Mit jammervollem Blick sah sie ihn an und sagte: „Bitte helfen Sie mir, wir müssen einen Tierarzt anrufen.“
„Ja, natürlich, kommen Sie mit ins Haus und geben Sie mir die Telefonnummer von Ihrem Veterinär“, stimmte Leonhard mit weicher Stimme zu, obwohl ihm klar war, dass jede angebotene Hilfe für das Pferd zu spät kommen würde. Uschi Willems sah ihn mit rot geräderten Augen an, erhob sich mühsam von der Holzbank und ging langsam in das Haus hinein. Leonhard folgte Ihr in geringem Abstand und wartete im Flur des Hauses auf den Zettel, auf den sie die Telefonnummer geschrieben hatte. Sie gab ihm schweigend das Stück Papier und Leonhard wählte auf seinem Handy die Nummer des Veterinärs an. Nach dem dritten Klingeln vernahm er eine Frauenstimme, die sich mit: „Tierarztpraxis Dr. Wenger, Anne Knödel am Apparat“, meldete. Leonhard nannte seinen Namen und sagte Ihr, dass er dringend Ihren Chef sprechen müsse.

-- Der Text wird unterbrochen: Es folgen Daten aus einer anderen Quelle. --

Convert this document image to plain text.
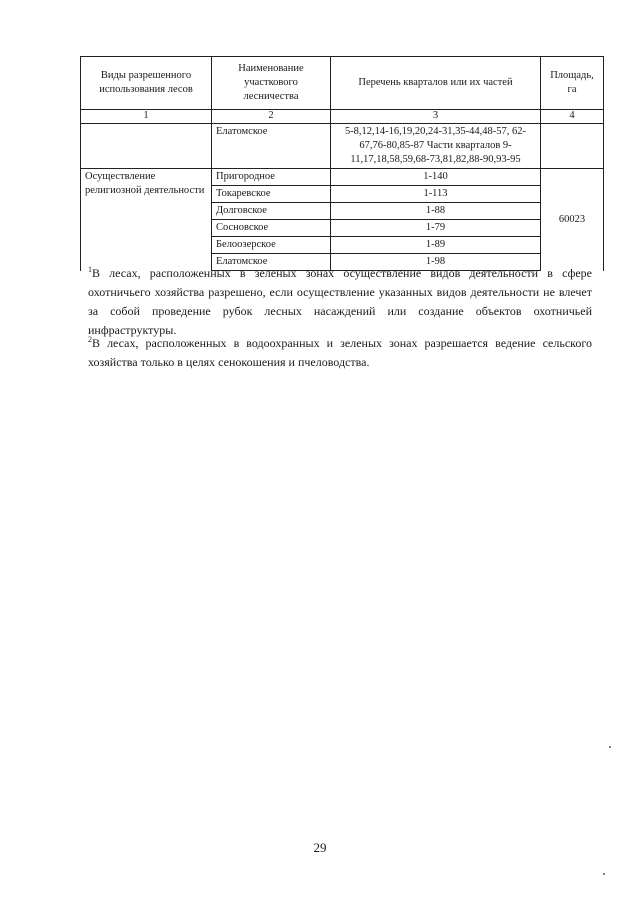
Виды разрешенного использования лесов	Наименование участкового лесничества	Перечень кварталов или их частей	Площадь, га
1	2	3	4
	Елатомское	5-8,12,14-16,19,20,24-31,35-44,48-57, 62-67,76-80,85-87 Части кварталов 9-11,17,18,58,59,68-73,81,82,88-90,93-95	
Осуществление религиозной деятельности	Пригородное	1-140	60023
	Токаревское	1-113	
	Долговское	1-88	
	Сосновское	1-79	
	Белоозерское	1-89	
	Елатомское	1-98	

$^1$В лесах, расположенных в зеленых зонах осуществление видов деятельности в сфере охотничьего хозяйства разрешено, если осуществление указанных видов деятельности не влечет за собой проведение рубок лесных насаждений или создание объектов охотничьей инфраструктуры.

$^2$В лесах, расположенных в водоохранных и зеленых зонах разрешается ведение сельского хозяйства только в целях сенокошения и пчеловодства.

29
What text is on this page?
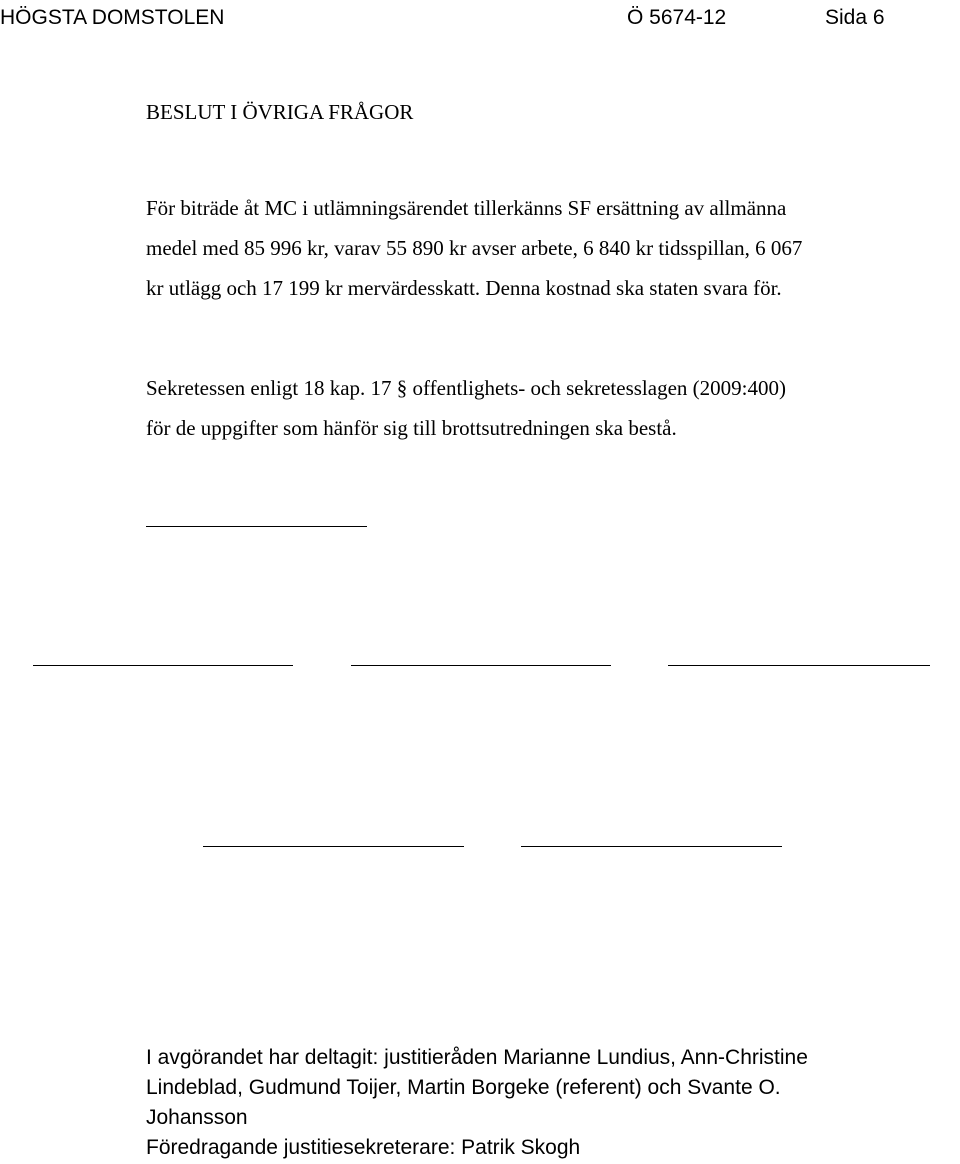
HÖGSTA DOMSTOLEN	Ö 5674-12	Sida 6
BESLUT I ÖVRIGA FRÅGOR
För biträde åt MC i utlämningsärendet tillerkänns SF ersättning av allmänna
medel med 85 996 kr, varav 55 890 kr avser arbete, 6 840 kr tidsspillan, 6 067
kr utlägg och 17 199 kr mervärdesskatt. Denna kostnad ska staten svara för.
Sekretessen enligt 18 kap. 17 § offentlighets- och sekretesslagen (2009:400)
för de uppgifter som hänför sig till brottsutredningen ska bestå.
I avgörandet har deltagit: justitieråden Marianne Lundius, Ann-Christine
Lindeblad, Gudmund Toijer, Martin Borgeke (referent) och Svante O.
Johansson
Föredragande justitiesekreterare: Patrik Skogh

„Es ist ein Notfall“ fügte er noch hinzu.
„Moment bitte“, antwortete sie und gab das Telefon an den Tierarzt weiter. Während Leonhard wartete, musste er kurz grinsen, denn ihm fiel sein Lieblingsessen ein, das seine Mutter sonntags öfters gekocht hatte. Nachdem sie den Sauerbraten auf den Tellern verteilt hatte, kamen die Beilagen dran. Und dann sagte sie, in imitiertem Ruhrpott-Slang: jetzt aber ran anne Knödel.
„Dr. Wenger“ meldete sich eine Stimme, die gut und gerne einem der Jungs von den Regensburger Domspatzen gehören konnte, riss ihn aus seinen Gedanken. Erstaunlich hell und klar drang sie an Leonhards Ohr.
„Was gibt es denn?“, fragte der Veterinär.
Leonhard erklärte ihm die aktuelle Situation und Dr. Wenger versprach, sich sofort auf den Weg zu machen. Er müsse nur noch seine Arzttasche packen, dann könne er losfahren. Leonhard beendete das Telefonat und hoffte, dass der Tierarzt mit einem zweifelsfreien Gutachten über die Todesursache des Pferdes dazu beitragen würde, dem Besitzer von Bolivien Star zumindest zur Auszahlung der vereinbarten Versicherungssumme zu verhelfen. Mike Leonhard kannte den Besitzer Karl Trebert seit Jahren und wusste, dass der bisher für alle seine Pferde Lebensversicherungen abgeschlossen hatte. Er war der Überzeugung, dass versicherten Pferden nichts passieren konnte, womit er bisher auch immer richtig lag. Die vorliegenden Fakten würden Treberts Annahme in diesem Fall allerdings unweigerlich korrigieren.
Warten wir es ab, sagte sich Leonhard und steckte sein Handy in die Hosentasche. Als er aus dem Haus trat, sah er die Polizeiwagen vorfahren. Leonhard konnte zwei uniformierte Polizisten erkennen, die aus einem PKW ausstiegen, und drei in Zivil gekleidete Männer, die einen Kleinbus verließen. Während die Polizisten von Sheridan zum Tatort geführt wurden und die diesen sofort abriegelten, zogen sich die anderen Männer Schutzkleidung an. Sie waren von der Spurensicherung und nahmen zügig ihre Arbeit auf.